I have a multi-tenant database that is organized where each tenant’s data is stored in separate schemas. Each tenant has a type associated with it and there are discreet number of tenant types. Within each schema, raw data is landed inside the database and the structure of that raw data is dependent on the tenant type.
For example, tenant 1 may have tables tenant_1_table_1
and tenant_1_table_2
, and tenant 2 may have tables tenant_2_table1
and tenant_2_table_2
. While tenant_1_table_1
and tenant_2_table_1
may be similar they have different field names but can be remapped to represent similar data. Likewise tenant_1_table_2
and tenant_2_table_2
are similar but with different fields and can be mapped to become similar entities.
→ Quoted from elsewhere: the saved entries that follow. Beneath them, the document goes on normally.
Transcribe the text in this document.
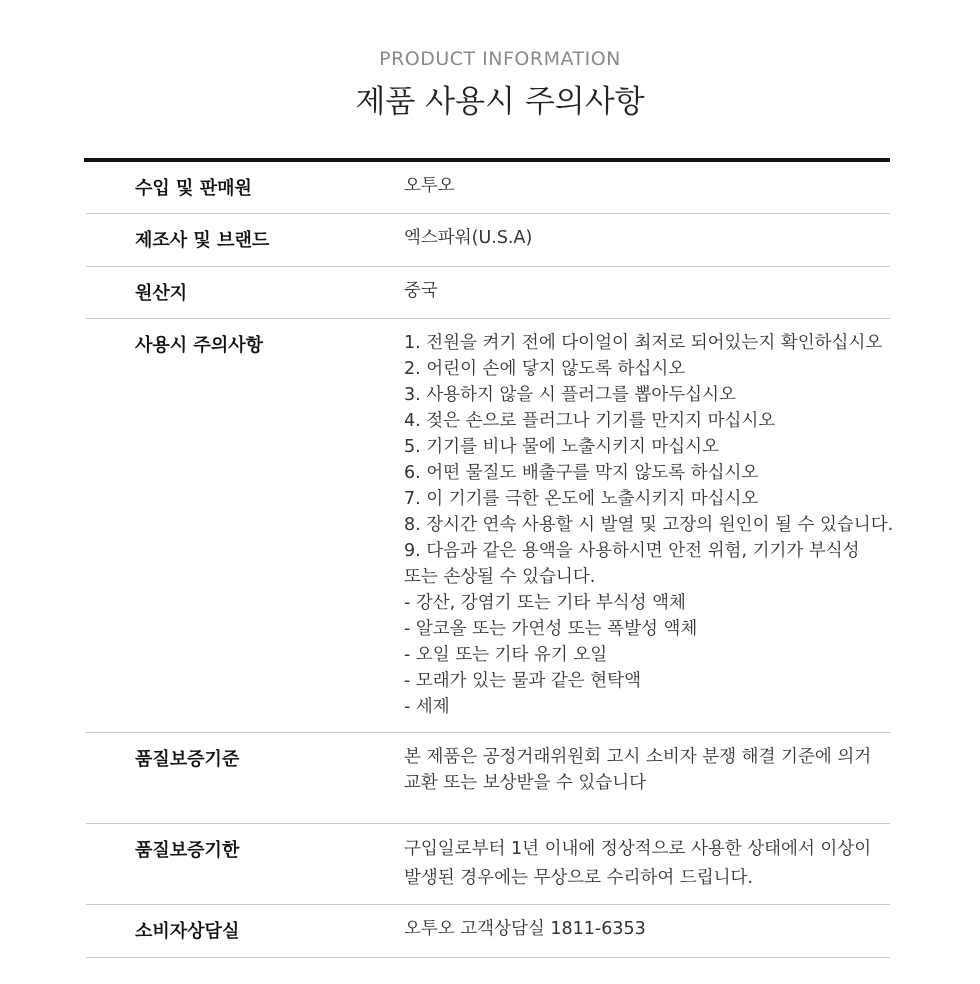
PRODUCT INFORMATION
제품 사용시 주의사항
수입 및 판매원	오투오
제조사 및 브랜드	엑스파워(U.S.A)
원산지	중국
사용시 주의사항	1. 전원을 켜기 전에 다이얼이 최저로 되어있는지 확인하십시오
2. 어린이 손에 닿지 않도록 하십시오
3. 사용하지 않을 시 플러그를 뽑아두십시오
4. 젖은 손으로 플러그나 기기를 만지지 마십시오
5. 기기를 비나 물에 노출시키지 마십시오
6. 어떤 물질도 배출구를 막지 않도록 하십시오
7. 이 기기를 극한 온도에 노출시키지 마십시오
8. 장시간 연속 사용할 시 발열 및 고장의 원인이 될 수 있습니다.
9. 다음과 같은 용액을 사용하시면 안전 위험, 기기가 부식성
또는 손상될 수 있습니다.
- 강산, 강염기 또는 기타 부식성 액체
- 알코올 또는 가연성 또는 폭발성 액체
- 오일 또는 기타 유기 오일
- 모래가 있는 물과 같은 현탁액
- 세제
품질보증기준	본 제품은 공정거래위원회 고시 소비자 분쟁 해결 기준에 의거
교환 또는 보상받을 수 있습니다
품질보증기한	구입일로부터 1년 이내에 정상적으로 사용한 상태에서 이상이
발생된 경우에는 무상으로 수리하여 드립니다.
소비자상담실	오투오 고객상담실 1811-6353
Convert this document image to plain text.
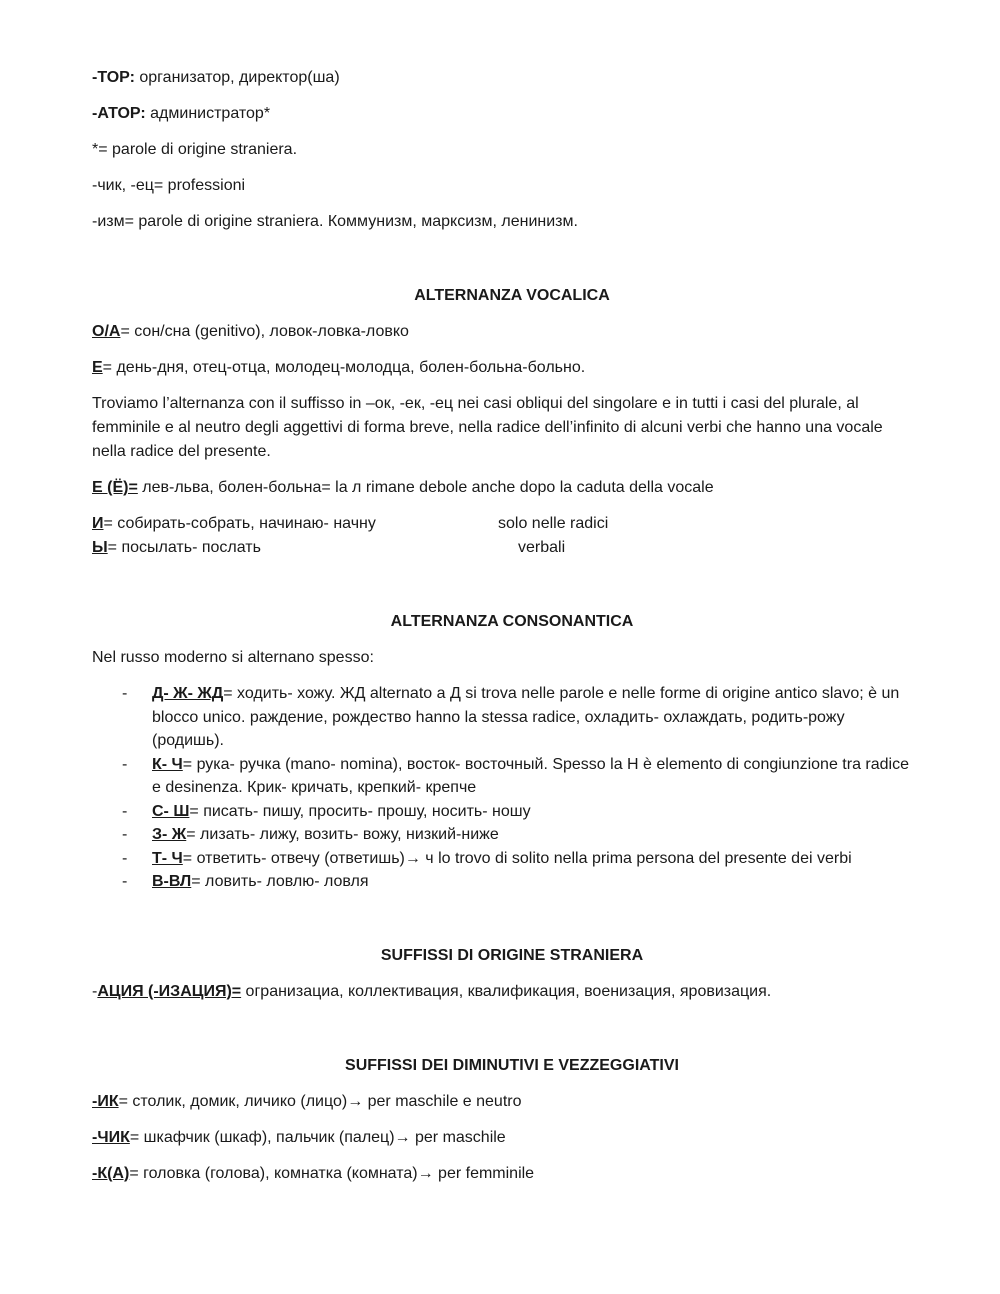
-ТОР: организатор, директор(ша)

-АТОР: администратор*

*= parole di origine straniera.

-чик, -ец= professioni

-изм= parole di origine straniera. Коммунизм, марксизм, ленинизм.

ALTERNANZA VOCALICA

О/А= сон/сна (genitivo), ловок-ловка-ловко

Е= день-дня, отец-отца, молодец-молодца, болен-больна-больно.

Troviamo l’alternanza con il suffisso in –ок, -ек, -ец nei casi obliqui del singolare e in tutti i casi del plurale, al

femminile e al neutro degli aggettivi di forma breve, nella radice dell’infinito di alcuni verbi che hanno una vocale

nella radice del presente.

Е (Ё)= лев-льва, болен-больна= la л rimane debole anche dopo la caduta della vocale

И= собирать-собрать, начинаю- начну	solo nelle radici
Ы= посылать- послать	verbali

ALTERNANZA CONSONANTICA

Nel russo moderno si alternano spesso:

- Д- Ж- ЖД= ходить- хожу. ЖД alternato a Д si trova nelle parole e nelle forme di origine antico slavo; è un
blocco unico. раждение, рождество hanno la stessa radice, охладить- охлаждать, родить-рожу
(родишь).
- К- Ч= рука- ручка (mano- nomina), восток- восточный. Spesso la Н è elemento di congiunzione tra radice
e desinenza. Крик- кричать, крепкий- крепче
- С- Ш= писать- пишу, просить- прошу, носить- ношу
- З- Ж= лизать- лижу, возить- вожу, низкий-ниже
- Т- Ч= ответить- отвечу (ответишь)→ ч lo trovo di solito nella prima persona del presente dei verbi
- В-ВЛ= ловить- ловлю- ловля

SUFFISSI DI ORIGINE STRANIERA

-АЦИЯ (-ИЗАЦИЯ)= огранизациa, коллективация, квалификация, военизация, яровизация.

SUFFISSI DEI DIMINUTIVI E VEZZEGGIATIVI

-ИК= столик, домик, личико (лицо)→ per maschile e neutro

-ЧИК= шкафчик (шкаф), пальчик (палец)→ per maschile

-К(А)= головка (голова), комнатка (комната)→ per femminile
Ideally I’d like to transform the tables of tenant 1 and tenant 2 into more generic table_1
and table_2
for both tenant 1 and tenant 2. Extend this example to many tens of tenant types and hundreds of different tenants. To achieve this I’d like to apply a different set of transforms to tenants in order to reach table_1
and table_2
.
How would one go about structuring such a dbt project while minimizing duplication of models? Once all the data is in the generic tables the downstream structure is easy but I don’t see a good strategy for conditionally applying certain models to certain tenants to get a unified data layout.
Some ideas that I’ve thought of:
- Create separate dbt projects per tenant type and symlink in the common models into each project
- Write macros that will dynamically inject source models into the common models
- Use variables somehow to redirect
ref
based off of tenant type
Are there best practices on how to approach such a problem?